Washington, February 14: The national security Adviser of United States Michael Flynn on Monday resigned after the revelations that he had discussed U.S. sanctions on Russia with the Russian ambassador to the United States before Trump took office and misled Vice President Mike Pence about the conversations.
In his resignation from the post of US NSA Michael Flynn said he sincerely apologised to President Donald Trump and Vice President Mike Spence and he added that they had accepted his apology.
Flynn further in the resignation letter said that he held numerous calls with the Russian ambassador to the U.S. during the transition and gave "incomplete information" about those discussions to vice-president Mike Pence. The vice-president, apparently relying on information from Flynn, initially said the national security adviser had not discussed sanctions with the Russian envoy, though Flynn later conceded the issue may have come up.

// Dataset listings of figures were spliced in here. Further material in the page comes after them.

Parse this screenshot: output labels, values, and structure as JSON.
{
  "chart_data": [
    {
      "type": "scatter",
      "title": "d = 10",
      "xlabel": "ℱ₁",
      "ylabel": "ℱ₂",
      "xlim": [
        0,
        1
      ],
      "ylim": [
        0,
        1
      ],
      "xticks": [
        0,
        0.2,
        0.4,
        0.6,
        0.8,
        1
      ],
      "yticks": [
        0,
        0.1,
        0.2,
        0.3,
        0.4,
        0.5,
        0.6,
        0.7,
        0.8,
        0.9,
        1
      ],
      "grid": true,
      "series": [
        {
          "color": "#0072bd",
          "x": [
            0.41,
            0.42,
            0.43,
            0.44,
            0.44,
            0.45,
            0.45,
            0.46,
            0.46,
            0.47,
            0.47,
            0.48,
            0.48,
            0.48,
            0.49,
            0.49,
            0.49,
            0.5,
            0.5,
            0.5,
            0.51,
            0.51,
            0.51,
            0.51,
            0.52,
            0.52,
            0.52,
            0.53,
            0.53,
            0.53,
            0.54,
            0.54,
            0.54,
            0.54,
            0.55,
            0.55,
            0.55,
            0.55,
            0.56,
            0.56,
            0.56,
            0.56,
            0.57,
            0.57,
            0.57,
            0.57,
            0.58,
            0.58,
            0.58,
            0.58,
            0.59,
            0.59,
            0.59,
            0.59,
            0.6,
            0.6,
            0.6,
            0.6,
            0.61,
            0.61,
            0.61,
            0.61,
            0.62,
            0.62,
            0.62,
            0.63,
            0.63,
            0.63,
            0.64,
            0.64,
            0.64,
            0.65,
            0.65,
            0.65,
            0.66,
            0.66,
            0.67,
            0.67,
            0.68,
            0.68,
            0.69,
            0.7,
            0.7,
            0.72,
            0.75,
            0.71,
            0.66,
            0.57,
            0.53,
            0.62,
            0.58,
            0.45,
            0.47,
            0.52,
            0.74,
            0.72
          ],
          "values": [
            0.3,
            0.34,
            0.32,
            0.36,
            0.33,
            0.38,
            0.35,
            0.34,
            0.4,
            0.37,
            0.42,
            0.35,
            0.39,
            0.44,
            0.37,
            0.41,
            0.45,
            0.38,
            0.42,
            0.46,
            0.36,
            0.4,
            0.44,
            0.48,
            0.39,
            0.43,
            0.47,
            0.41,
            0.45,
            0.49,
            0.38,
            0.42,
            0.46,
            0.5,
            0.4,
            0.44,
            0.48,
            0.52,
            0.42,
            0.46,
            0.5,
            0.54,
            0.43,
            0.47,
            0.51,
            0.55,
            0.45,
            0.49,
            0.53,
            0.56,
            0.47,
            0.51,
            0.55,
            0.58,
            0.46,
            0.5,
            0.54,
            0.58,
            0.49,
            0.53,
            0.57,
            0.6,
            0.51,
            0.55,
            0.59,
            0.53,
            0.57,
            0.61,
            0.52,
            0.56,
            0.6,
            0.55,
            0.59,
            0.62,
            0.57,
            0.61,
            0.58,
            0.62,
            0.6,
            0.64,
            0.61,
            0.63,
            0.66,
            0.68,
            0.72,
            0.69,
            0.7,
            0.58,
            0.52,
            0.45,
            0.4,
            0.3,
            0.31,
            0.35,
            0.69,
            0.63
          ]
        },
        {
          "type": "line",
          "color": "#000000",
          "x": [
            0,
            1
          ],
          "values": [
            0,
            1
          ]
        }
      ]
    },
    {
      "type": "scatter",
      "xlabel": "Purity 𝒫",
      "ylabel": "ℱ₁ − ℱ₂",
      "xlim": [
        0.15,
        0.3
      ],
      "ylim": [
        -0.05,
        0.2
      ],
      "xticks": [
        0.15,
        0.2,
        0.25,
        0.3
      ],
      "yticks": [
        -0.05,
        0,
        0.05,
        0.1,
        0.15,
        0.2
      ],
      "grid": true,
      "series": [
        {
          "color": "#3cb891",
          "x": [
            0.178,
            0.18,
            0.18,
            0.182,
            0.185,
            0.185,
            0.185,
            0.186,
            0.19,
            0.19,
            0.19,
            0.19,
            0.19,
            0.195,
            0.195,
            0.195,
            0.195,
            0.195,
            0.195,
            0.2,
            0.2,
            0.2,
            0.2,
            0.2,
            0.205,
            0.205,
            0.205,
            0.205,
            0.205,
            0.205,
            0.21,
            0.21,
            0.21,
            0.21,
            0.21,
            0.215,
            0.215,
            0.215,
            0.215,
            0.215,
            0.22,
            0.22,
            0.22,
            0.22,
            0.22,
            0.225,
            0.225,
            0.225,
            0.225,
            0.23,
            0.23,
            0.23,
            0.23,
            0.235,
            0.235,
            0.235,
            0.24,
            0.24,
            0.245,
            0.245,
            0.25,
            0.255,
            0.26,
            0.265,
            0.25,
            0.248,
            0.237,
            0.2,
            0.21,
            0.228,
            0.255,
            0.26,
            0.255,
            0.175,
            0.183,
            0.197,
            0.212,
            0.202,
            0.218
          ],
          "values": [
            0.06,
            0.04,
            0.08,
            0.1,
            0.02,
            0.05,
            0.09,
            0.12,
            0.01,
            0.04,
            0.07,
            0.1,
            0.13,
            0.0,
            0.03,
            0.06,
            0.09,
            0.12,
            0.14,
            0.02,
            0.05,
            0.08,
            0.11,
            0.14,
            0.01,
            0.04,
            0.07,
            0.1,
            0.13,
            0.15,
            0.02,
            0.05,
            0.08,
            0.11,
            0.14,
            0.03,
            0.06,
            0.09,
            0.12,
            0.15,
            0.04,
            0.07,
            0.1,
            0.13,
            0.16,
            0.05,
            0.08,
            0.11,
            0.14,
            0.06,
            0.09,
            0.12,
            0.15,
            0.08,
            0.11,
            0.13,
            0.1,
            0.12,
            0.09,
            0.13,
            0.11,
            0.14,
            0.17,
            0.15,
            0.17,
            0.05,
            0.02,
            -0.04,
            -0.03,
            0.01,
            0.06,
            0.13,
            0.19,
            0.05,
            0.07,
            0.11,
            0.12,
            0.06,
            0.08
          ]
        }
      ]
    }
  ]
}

Flynn's departure was a sobering development in Trump's young presidency, a 24-day period during which his White House has been repeatedly distracted by miscues and internal dramas. The departure could slow Trump's bid to warm up relations with Russian President Vladimir Putin. Flynn submitted his resignation hours after Trump, through a spokesman, pointedly declined to publicly back him, saying he was reviewing the situation and talking to Pence.
Notably, Flynn's resignation came hours after it was reported that the Justice Department of US has warned the White House weeks ago that Flynn could be vulnerable to blackmail for contacts with Russian ambassador Sergey Kislyak before Trump took power on Jan. 20.
Meanwhile, President Trump named retired Lt. Gen. Keith Kellogg as the acting national security adviser. Kellogg had previously been appointed the National Security Council chief of staff and advised Trump on national security issues during the campaign.